Die Zeitungsmacher haben in den zurückliegenden Monaten wieder hunderte Leser befragt, mit Noch-nie- und Nicht-mehr-Lesern gesprochen, sich andernorts umgeschaut. Seriös solle die Zeitung bleiben, sagten die Leser, aber mutiger und hartnäckiger mit der Kommunal- und Landespolitik umgehen. Über interessante Veranstaltungen solle lieber vorher berichtet werden als danach, „damit man weiß, wohin es sich zu gehen lohnt“.

Gefordert wurde auch: lieber mehr Hintergründe, Einordnungen und Kommentare als nur die blanken Nachrichten, die auch aus anderen Kanälen zu bekommen sind. Ob Russland, Flüchtlinge oder Glyphosat-Debatte vor der Tür – es gibt immer mehr als eine Betrachtungsweise; die wollen Leser lesen können.
Das Spektrum der Ansichten, auch der Lesermeinungen, wurde bereits deutlich verbreitert. Nun schwärmen zusätzliche Reporter in die Landeshauptstadt und das Umland aus, um näher dran zu sein am Geschehen, genauer zuhören oder auch mal länger dabei bleiben zu können als bisher.

Die Themen werden besser gewichtet: Für Stadtleser steht das Schweriner Geschehen im Fokus; das Wichtigste aus dem Umland folgt kompakt danach. Für dortige Leser stehen nun die Ereignisse rund um die Landeshauptstadt im Fokus, weil dort fast alles – von Müllabfuhr über Nahverkehr bis Schule – von den Landkreisen geregelt wird. Trotzdem werden auch die Umlandleser, von denen viele täglich in die Stadt einpendeln, über die wichtigsten Schweri­ner Entwicklungen informiert.

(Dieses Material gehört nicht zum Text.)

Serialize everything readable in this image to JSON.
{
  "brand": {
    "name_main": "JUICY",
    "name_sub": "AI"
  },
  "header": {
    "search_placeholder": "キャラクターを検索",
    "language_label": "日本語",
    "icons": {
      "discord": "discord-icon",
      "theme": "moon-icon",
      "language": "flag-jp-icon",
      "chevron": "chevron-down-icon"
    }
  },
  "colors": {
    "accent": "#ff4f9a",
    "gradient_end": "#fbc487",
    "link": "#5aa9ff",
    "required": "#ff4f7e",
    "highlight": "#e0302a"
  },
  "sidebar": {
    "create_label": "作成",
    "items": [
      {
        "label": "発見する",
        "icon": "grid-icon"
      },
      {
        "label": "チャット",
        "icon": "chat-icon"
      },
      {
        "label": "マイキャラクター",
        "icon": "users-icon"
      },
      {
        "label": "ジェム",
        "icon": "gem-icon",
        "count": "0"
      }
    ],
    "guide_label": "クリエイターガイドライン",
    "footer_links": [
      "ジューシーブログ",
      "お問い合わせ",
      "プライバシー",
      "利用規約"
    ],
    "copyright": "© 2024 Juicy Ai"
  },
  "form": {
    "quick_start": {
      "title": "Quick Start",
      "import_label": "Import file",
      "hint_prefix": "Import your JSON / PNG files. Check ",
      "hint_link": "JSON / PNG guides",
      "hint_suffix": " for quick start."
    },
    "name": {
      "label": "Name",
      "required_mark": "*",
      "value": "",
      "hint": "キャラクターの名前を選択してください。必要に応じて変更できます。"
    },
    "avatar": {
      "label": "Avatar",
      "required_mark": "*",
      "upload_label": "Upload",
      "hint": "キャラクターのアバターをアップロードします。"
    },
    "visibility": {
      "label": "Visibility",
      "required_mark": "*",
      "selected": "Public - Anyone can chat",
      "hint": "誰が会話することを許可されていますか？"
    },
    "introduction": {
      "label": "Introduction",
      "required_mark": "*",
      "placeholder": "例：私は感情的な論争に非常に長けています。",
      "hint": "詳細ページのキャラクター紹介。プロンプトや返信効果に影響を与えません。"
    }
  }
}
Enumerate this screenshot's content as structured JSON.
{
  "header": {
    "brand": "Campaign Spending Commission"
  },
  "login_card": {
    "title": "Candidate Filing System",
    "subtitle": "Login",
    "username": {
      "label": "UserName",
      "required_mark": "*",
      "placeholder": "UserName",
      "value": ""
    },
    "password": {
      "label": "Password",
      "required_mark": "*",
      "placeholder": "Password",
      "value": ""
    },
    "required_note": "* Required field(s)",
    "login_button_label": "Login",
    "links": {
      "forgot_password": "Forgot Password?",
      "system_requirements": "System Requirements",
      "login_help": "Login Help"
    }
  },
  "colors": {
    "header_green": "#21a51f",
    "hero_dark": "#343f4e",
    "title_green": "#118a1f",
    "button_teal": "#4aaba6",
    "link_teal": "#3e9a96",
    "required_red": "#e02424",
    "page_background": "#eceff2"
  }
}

Doch im weiteren Umland leben auch tausende Menschen, die ihren beruflichen Lebensmittelpunkt ebenfalls „dort draußen“ haben. Das findet sich stärker als bisher in der Zeitung wieder: mehr lebendige Geschichten aus der Region, neue Serien und Rubriken, mehr Analyse und Einordnung. Niemand ist so tief verwurzelt in der Region, so nah dran an ihren Menschen wie die regionale Tageszeitung – auf Papier und allen digitalen Kanälen.